Third edition of Artificial Intelligence: foundations of computational agents, Cambridge University Press, 2023 is now available (including the full text).
6.7 References and Further Reading
Introductions to probability theory from an AI perspective, and belief (Bayesian) networks, are by Darwiche (2009), [Koller and Friedman (2009)], Pearl (1988), Jensen (1996), and Castillo et al. (1996). Halpern (1997) reviews the relationship between logic and probability. Bacchus et al. (1996) present a random worlds approach to probabilistic reasoning.
Variable elimination for evaluating belief networks is presented in Zhang and Poole (1994) and Dechter (1996). Treewidth is discussed by Bodlaender (1993).
For comprehensive reviews of information theory, see Cover and Thomas (1991) and Grünwald (2007).
For discussions of causality, see Pearl (2000) and Spirtes et al. (2000).

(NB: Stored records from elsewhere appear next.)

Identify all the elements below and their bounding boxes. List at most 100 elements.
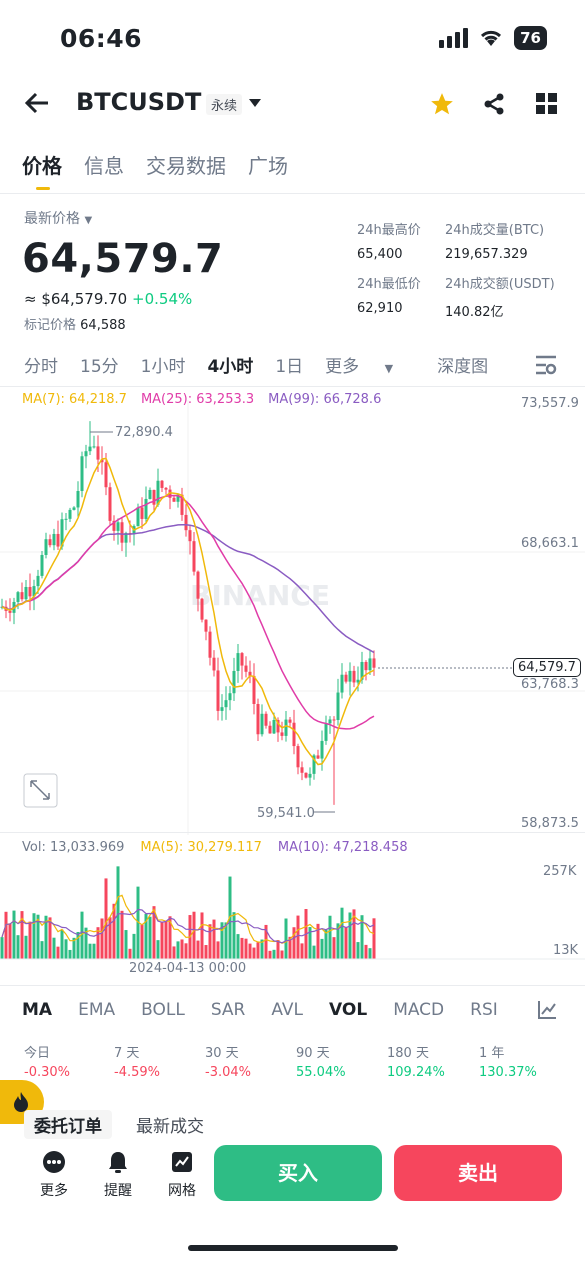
indicator-rsi[interactable]: RSI xyxy=(470,1000,498,1020)
tab-price[interactable]: 价格 xyxy=(22,150,62,190)
grid-trading-button[interactable]: 网格 xyxy=(162,1150,202,1200)
volume-bar xyxy=(192,911,196,959)
volume-bar xyxy=(348,912,352,959)
sell-button[interactable]: 卖出 xyxy=(394,1145,562,1201)
change-percent: +0.54% xyxy=(132,290,193,308)
perf-180d: 180 天 109.24% xyxy=(387,1046,445,1080)
alert-button[interactable]: 提醒 xyxy=(98,1150,138,1200)
volume-bar xyxy=(308,927,312,959)
candle-body xyxy=(24,586,28,600)
buy-button[interactable]: 买入 xyxy=(214,1145,382,1201)
depth-chart-tab[interactable]: 深度图 xyxy=(437,357,489,377)
fire-icon xyxy=(14,1092,28,1112)
tab-latest-trades[interactable]: 最新成交 xyxy=(136,1117,204,1137)
tab-info[interactable]: 信息 xyxy=(84,154,124,178)
candle-body xyxy=(332,719,336,721)
volume-bar xyxy=(316,923,320,959)
indicator-vol[interactable]: VOL xyxy=(329,1000,368,1020)
volume-bar xyxy=(224,922,228,959)
candle-body xyxy=(280,732,284,736)
stat-24h-vol-btc: 24h成交量(BTC) 219,657.329 xyxy=(445,223,545,262)
candle-body xyxy=(284,719,288,736)
perf-1y: 1 年 130.37% xyxy=(479,1046,537,1080)
ma7-line xyxy=(1,457,375,766)
chevron-down-icon[interactable] xyxy=(248,98,262,108)
volume-bar xyxy=(240,937,244,959)
candle-body xyxy=(156,480,160,505)
status-icons: 76 xyxy=(438,26,547,50)
usd-price-line: ≈ $64,579.70 +0.54% xyxy=(24,290,192,308)
candle-body xyxy=(324,723,328,741)
volume-bar xyxy=(40,941,44,959)
volume-bar xyxy=(336,923,340,959)
indicator-boll[interactable]: BOLL xyxy=(141,1000,185,1020)
volume-bar xyxy=(320,938,324,959)
candle-body xyxy=(256,703,260,735)
candle-body xyxy=(28,586,32,597)
candle-body xyxy=(192,541,196,572)
interval-timeshare[interactable]: 分时 xyxy=(24,357,58,377)
indicator-avl[interactable]: AVL xyxy=(271,1000,304,1020)
candle-body xyxy=(232,670,236,694)
tab-open-orders[interactable]: 委托订单 xyxy=(24,1110,112,1139)
candle-body xyxy=(356,679,360,683)
volume-bar xyxy=(368,948,372,959)
volume-bar xyxy=(212,919,216,959)
perf-7d: 7 天 -4.59% xyxy=(114,1046,160,1080)
volume-bar xyxy=(324,929,328,959)
volume-bar xyxy=(256,942,260,959)
candle-body xyxy=(36,575,40,587)
candle-body xyxy=(56,533,60,547)
candle-body xyxy=(20,592,24,600)
indicator-sar[interactable]: SAR xyxy=(210,1000,246,1020)
more-button[interactable]: 更多 xyxy=(34,1150,74,1200)
interval-more[interactable]: 更多 ▼ xyxy=(325,357,394,377)
candlestick-chart[interactable]: BINANCE 72,890.4 59,541.0 xyxy=(0,380,585,835)
tab-trading-data[interactable]: 交易数据 xyxy=(146,154,226,178)
indicator-settings-icon[interactable] xyxy=(537,1000,557,1020)
candle-body xyxy=(120,522,124,543)
interval-1d[interactable]: 1日 xyxy=(275,357,304,377)
indicator-ema[interactable]: EMA xyxy=(78,1000,116,1020)
y-tick-label: 63,768.3 xyxy=(521,677,579,692)
candle-body xyxy=(276,719,280,733)
candle-body xyxy=(252,675,256,704)
volume-bar xyxy=(216,941,220,959)
interval-1h[interactable]: 1小时 xyxy=(140,357,186,377)
indicator-bar: MA EMA BOLL SAR AVL VOL MACD RSI xyxy=(22,1000,524,1020)
back-arrow-icon[interactable] xyxy=(24,92,50,114)
contract-type-badge: 永续 xyxy=(206,94,243,115)
star-icon[interactable] xyxy=(429,91,455,117)
indicator-ma[interactable]: MA xyxy=(22,1000,53,1020)
volume-bar xyxy=(352,909,356,959)
candle-body xyxy=(364,661,368,671)
interval-bar: 分时 15分 1小时 4小时 1日 更多 ▼ 深度图 xyxy=(24,352,510,377)
volume-bar xyxy=(288,936,292,959)
candle-body xyxy=(68,509,72,519)
candle-body xyxy=(312,755,316,774)
volume-bar xyxy=(140,924,144,959)
grid-layout-icon[interactable] xyxy=(536,93,558,115)
chart-settings-icon[interactable] xyxy=(535,355,557,375)
home-indicator xyxy=(188,1245,398,1251)
symbol-title[interactable]: BTCUSDT xyxy=(76,88,202,116)
main-tabs: 价格 信息 交易数据 广场 xyxy=(22,150,288,190)
share-icon[interactable] xyxy=(482,92,506,116)
volume-bar xyxy=(180,939,184,959)
volume-bar xyxy=(200,912,204,959)
candle-body xyxy=(140,507,144,519)
volume-bar xyxy=(28,921,32,959)
volume-bar xyxy=(332,937,336,959)
volume-bar xyxy=(276,940,280,959)
volume-bar xyxy=(32,913,36,959)
mark-price-line: 标记价格 64,588 xyxy=(24,318,126,333)
interval-4h[interactable]: 4小时 xyxy=(207,357,254,377)
candle-body xyxy=(212,657,216,671)
candle-body xyxy=(216,670,220,711)
interval-15m[interactable]: 15分 xyxy=(80,357,119,377)
current-price-tag: 64,579.7 xyxy=(513,658,581,677)
latest-price-label[interactable]: 最新价格 ▼ xyxy=(24,211,93,227)
indicator-macd[interactable]: MACD xyxy=(393,1000,445,1020)
volume-bar xyxy=(264,924,268,959)
tab-square[interactable]: 广场 xyxy=(248,154,288,178)
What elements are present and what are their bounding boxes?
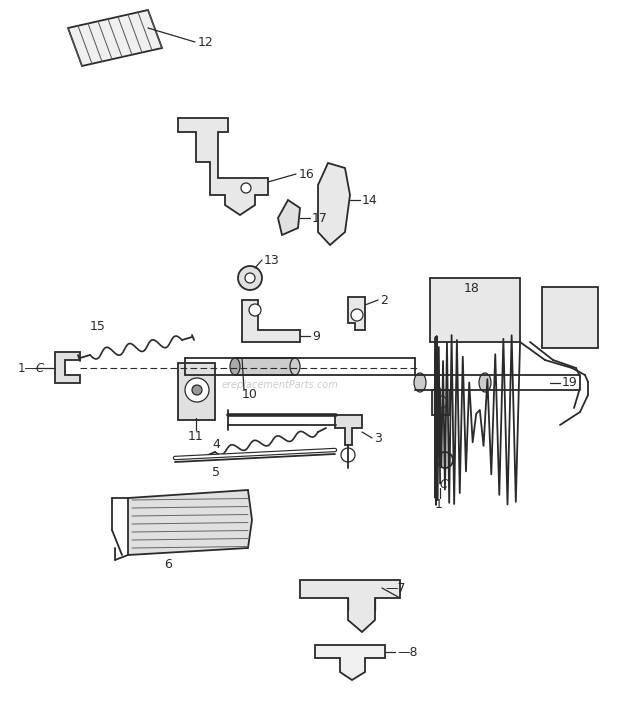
Circle shape xyxy=(435,396,447,408)
Polygon shape xyxy=(348,297,365,330)
Text: C: C xyxy=(35,361,43,374)
Polygon shape xyxy=(542,287,598,348)
Text: 1: 1 xyxy=(435,497,443,510)
Polygon shape xyxy=(278,200,300,235)
Text: 9: 9 xyxy=(312,329,320,342)
Ellipse shape xyxy=(414,373,426,392)
Circle shape xyxy=(249,304,261,316)
Circle shape xyxy=(437,452,453,468)
Text: 3: 3 xyxy=(374,432,382,444)
Text: 11: 11 xyxy=(188,430,204,443)
Text: 10: 10 xyxy=(242,388,258,401)
Polygon shape xyxy=(178,118,268,215)
Polygon shape xyxy=(300,580,400,632)
Polygon shape xyxy=(178,363,215,420)
Text: 18: 18 xyxy=(464,281,480,294)
Text: 4: 4 xyxy=(212,438,220,451)
Circle shape xyxy=(238,266,262,290)
Text: 12: 12 xyxy=(198,36,214,49)
Text: C: C xyxy=(440,478,448,491)
Ellipse shape xyxy=(479,373,491,392)
Polygon shape xyxy=(235,358,295,375)
Circle shape xyxy=(241,183,251,193)
Polygon shape xyxy=(242,300,300,342)
Text: 19: 19 xyxy=(562,377,578,390)
Polygon shape xyxy=(68,10,162,66)
Polygon shape xyxy=(335,415,362,445)
Circle shape xyxy=(192,385,202,395)
Polygon shape xyxy=(318,163,350,245)
Circle shape xyxy=(351,309,363,321)
Text: ereplacementParts.com: ereplacementParts.com xyxy=(221,380,339,390)
Ellipse shape xyxy=(230,358,240,375)
Circle shape xyxy=(341,448,355,462)
Polygon shape xyxy=(55,352,80,383)
Text: 14: 14 xyxy=(362,193,378,206)
Circle shape xyxy=(185,378,209,402)
Polygon shape xyxy=(430,278,520,342)
Text: 15: 15 xyxy=(90,319,106,332)
Text: 2: 2 xyxy=(380,294,388,307)
Text: 16: 16 xyxy=(299,167,315,180)
Text: 6: 6 xyxy=(164,558,172,571)
Polygon shape xyxy=(315,645,385,680)
Polygon shape xyxy=(432,390,450,415)
Text: 1—: 1— xyxy=(18,361,37,374)
Circle shape xyxy=(245,273,255,283)
Ellipse shape xyxy=(290,358,300,375)
Text: —8: —8 xyxy=(397,646,417,659)
Polygon shape xyxy=(128,490,252,555)
Text: —7: —7 xyxy=(385,582,405,595)
Text: 5: 5 xyxy=(212,465,220,478)
Text: 13: 13 xyxy=(264,254,280,267)
Text: 17: 17 xyxy=(312,212,328,225)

For introductions to stochastic simulation, see Rubinstein (1981) and Andrieu et al. (2003). The forward sampling in belief networks is based on Henrion (1988), who called it logic sampling. The use of importance sampling in belief networks described here is based on Cheng and Druzdzel (2000), who also consider how to learn the proposal distribution. There is a collection of articles on particle filtering in Doucet et al. (2001).
HMMs are described by Rabiner (1989). Dynamic Bayesian networks were introduced by Dean and Kanazawa (1989). Markov localization and other issues on the relationship of probability and robotics are described by Thrun et al. (2005). The use of particle filtering for localization is due to Dellaert et al. (1999).
The annual Conference on Uncertainty in Artificial Intelligence, and the general AI conferences, provide up-to-date research results.